Der Beitrag in "10 vor 10" von vergangener Woche hat vermutlich mehr Firmenchefs als Netzwerkverantwortliche aufgeschreckt: Da zeigten zwei mit Krawatte gekleidete junge Herren, wie einfach sich ein unbefugter Dritter mit einer Wireless-LAN-Karte und einem Notebook von der Strasse aus in fremde Firmennetzwerke einklinken kann. Jedenfalls schien es dem Zuschauer so. Dass in manchen Fällen zusätzlich eine Benutzer-Autorisierung zum Zugriff auf die Server nötig sein würde, ging unter. Trotz allem ist das Gezeigte gravierend genug. Für einen Imageschaden und Schrecken der Betroffenen reichte es vollauf.

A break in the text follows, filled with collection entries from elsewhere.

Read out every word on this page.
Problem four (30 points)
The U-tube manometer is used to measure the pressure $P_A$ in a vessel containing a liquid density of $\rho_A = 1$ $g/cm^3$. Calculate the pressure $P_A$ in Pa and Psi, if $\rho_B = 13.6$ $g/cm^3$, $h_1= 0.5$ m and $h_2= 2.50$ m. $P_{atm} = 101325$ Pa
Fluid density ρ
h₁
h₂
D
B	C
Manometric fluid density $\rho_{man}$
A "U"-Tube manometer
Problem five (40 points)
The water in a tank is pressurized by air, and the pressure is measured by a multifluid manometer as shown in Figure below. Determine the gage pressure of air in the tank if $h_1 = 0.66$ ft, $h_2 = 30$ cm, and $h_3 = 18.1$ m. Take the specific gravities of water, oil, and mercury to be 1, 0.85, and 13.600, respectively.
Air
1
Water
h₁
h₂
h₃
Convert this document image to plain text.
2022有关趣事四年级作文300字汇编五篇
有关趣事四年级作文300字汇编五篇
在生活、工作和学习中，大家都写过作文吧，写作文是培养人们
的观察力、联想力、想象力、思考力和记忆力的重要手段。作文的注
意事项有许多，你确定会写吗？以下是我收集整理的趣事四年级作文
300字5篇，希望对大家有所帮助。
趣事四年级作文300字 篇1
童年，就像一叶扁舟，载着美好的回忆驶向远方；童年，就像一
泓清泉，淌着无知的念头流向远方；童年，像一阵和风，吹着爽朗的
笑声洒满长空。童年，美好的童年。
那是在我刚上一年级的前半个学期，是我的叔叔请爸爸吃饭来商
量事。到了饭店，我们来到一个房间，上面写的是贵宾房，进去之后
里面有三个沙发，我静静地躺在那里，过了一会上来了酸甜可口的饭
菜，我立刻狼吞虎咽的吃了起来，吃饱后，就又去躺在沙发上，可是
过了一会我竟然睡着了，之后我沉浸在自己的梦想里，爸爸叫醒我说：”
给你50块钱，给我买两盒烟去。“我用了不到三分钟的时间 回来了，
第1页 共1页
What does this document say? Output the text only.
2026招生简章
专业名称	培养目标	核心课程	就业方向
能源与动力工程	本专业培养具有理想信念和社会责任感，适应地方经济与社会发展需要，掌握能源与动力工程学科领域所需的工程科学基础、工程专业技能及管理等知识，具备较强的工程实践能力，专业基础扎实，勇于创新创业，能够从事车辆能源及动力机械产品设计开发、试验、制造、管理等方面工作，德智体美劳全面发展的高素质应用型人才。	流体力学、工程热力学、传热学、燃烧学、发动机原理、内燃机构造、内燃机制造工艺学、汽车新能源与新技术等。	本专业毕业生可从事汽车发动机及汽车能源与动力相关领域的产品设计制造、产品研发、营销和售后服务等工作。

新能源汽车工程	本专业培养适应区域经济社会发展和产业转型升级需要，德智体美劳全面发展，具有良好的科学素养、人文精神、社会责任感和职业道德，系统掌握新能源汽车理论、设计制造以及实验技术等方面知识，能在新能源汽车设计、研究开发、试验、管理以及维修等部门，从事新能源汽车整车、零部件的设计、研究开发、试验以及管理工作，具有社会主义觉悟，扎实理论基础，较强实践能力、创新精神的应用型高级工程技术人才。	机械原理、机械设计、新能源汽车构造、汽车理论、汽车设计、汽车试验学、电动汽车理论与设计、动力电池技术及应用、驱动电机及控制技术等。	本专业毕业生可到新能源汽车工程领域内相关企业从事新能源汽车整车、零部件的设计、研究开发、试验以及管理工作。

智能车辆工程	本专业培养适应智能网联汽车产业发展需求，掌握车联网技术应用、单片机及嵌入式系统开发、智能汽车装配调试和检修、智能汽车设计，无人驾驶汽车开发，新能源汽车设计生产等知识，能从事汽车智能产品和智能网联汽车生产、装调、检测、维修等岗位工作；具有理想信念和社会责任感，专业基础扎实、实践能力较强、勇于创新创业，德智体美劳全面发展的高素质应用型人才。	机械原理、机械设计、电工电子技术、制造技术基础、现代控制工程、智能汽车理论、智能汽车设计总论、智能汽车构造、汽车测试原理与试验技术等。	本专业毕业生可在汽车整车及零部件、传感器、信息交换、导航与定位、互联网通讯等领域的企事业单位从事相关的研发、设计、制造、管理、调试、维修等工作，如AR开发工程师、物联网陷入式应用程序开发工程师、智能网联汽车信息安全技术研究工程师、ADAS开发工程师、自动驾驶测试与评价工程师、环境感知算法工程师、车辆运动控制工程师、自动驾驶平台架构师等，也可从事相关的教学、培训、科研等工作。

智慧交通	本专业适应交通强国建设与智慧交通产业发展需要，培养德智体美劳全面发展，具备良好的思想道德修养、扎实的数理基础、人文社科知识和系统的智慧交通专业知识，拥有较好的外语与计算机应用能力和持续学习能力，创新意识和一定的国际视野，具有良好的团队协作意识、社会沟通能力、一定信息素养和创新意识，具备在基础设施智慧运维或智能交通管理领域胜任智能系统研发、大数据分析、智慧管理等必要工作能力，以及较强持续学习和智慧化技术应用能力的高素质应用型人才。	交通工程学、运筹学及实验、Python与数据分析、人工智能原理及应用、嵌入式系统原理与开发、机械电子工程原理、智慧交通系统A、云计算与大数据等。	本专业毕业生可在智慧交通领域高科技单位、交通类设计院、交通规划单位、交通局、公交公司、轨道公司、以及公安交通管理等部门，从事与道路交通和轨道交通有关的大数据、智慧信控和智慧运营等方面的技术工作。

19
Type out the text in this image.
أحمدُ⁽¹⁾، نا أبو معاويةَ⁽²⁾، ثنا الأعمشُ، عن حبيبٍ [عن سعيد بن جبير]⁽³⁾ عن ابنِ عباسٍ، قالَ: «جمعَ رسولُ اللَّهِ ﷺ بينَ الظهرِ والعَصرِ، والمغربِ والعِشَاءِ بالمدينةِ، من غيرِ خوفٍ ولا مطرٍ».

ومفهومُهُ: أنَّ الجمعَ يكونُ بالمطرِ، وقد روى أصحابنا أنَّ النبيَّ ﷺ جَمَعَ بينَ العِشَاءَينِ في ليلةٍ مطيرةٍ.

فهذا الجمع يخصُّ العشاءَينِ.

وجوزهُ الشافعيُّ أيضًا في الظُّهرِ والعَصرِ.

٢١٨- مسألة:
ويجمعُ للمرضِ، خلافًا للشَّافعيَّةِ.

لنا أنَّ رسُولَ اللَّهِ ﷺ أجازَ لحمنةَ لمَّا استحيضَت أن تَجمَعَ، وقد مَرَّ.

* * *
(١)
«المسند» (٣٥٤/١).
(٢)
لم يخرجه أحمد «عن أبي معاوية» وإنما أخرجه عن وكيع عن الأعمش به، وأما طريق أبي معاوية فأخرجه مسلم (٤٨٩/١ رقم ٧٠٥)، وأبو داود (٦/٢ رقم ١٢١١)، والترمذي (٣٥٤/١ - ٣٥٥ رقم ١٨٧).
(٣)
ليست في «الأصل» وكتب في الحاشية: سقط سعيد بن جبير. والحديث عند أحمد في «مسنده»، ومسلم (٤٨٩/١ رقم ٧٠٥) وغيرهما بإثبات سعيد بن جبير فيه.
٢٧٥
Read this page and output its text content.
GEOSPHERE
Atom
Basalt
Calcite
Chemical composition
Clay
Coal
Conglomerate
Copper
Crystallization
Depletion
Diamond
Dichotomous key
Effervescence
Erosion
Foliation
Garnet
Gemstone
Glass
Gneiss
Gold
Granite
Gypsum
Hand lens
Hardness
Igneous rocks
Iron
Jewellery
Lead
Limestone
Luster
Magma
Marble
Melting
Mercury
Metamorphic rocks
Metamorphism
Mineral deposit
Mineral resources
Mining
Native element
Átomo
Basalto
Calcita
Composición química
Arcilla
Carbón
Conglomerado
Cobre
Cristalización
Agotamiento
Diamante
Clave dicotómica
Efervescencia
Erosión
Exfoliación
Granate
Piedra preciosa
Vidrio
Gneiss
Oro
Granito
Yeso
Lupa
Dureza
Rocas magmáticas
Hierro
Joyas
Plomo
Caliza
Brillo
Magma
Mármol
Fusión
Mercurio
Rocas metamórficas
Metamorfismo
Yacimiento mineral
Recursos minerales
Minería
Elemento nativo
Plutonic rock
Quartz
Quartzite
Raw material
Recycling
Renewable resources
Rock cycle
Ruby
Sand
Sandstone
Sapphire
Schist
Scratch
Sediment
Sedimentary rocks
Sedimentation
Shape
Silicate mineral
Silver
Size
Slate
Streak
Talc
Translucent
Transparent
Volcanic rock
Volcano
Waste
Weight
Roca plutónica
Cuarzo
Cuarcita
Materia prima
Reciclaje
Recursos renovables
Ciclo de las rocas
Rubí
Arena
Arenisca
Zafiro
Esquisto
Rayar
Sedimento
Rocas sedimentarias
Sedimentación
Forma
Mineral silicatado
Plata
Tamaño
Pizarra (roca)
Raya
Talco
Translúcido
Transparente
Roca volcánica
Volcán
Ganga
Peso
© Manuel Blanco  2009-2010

Die gezeigten Risiken von Wireless LANs waren in Fachkreisen aber sehr wohl bekannt, auch in der Schweiz. So war es abzusehen, dass die hiesigen Medien die Story aufgreifen würden. Selbst der Mahnfinger des Eidgenössischen Datenschutzbeauftragten kam nicht unerwartet, auch wenn der EDSB einmal mehr erst dann zur Stelle war, als er nicht mehr anders konnte.


Das Sicherheitsbewusstsein bleibt auf der Strecke

Erstaunlich ist für mich in solchen Fällen dagegen immer wieder, wie schlecht bei den verantwortlichen Personen vieler Betriebe das Gespür für solche kritischen Situationen ist. Kommen trotzdem Zweifel auf, so werden diese allzu rasch weggewischt, ob aus Gründen der Bequemlichkeit oder weil die betreffenden Personen nicht glauben können, dass sie selbst Opfer werden könnten. Fazit: All die Risiken werden stillschweigend akzeptiert.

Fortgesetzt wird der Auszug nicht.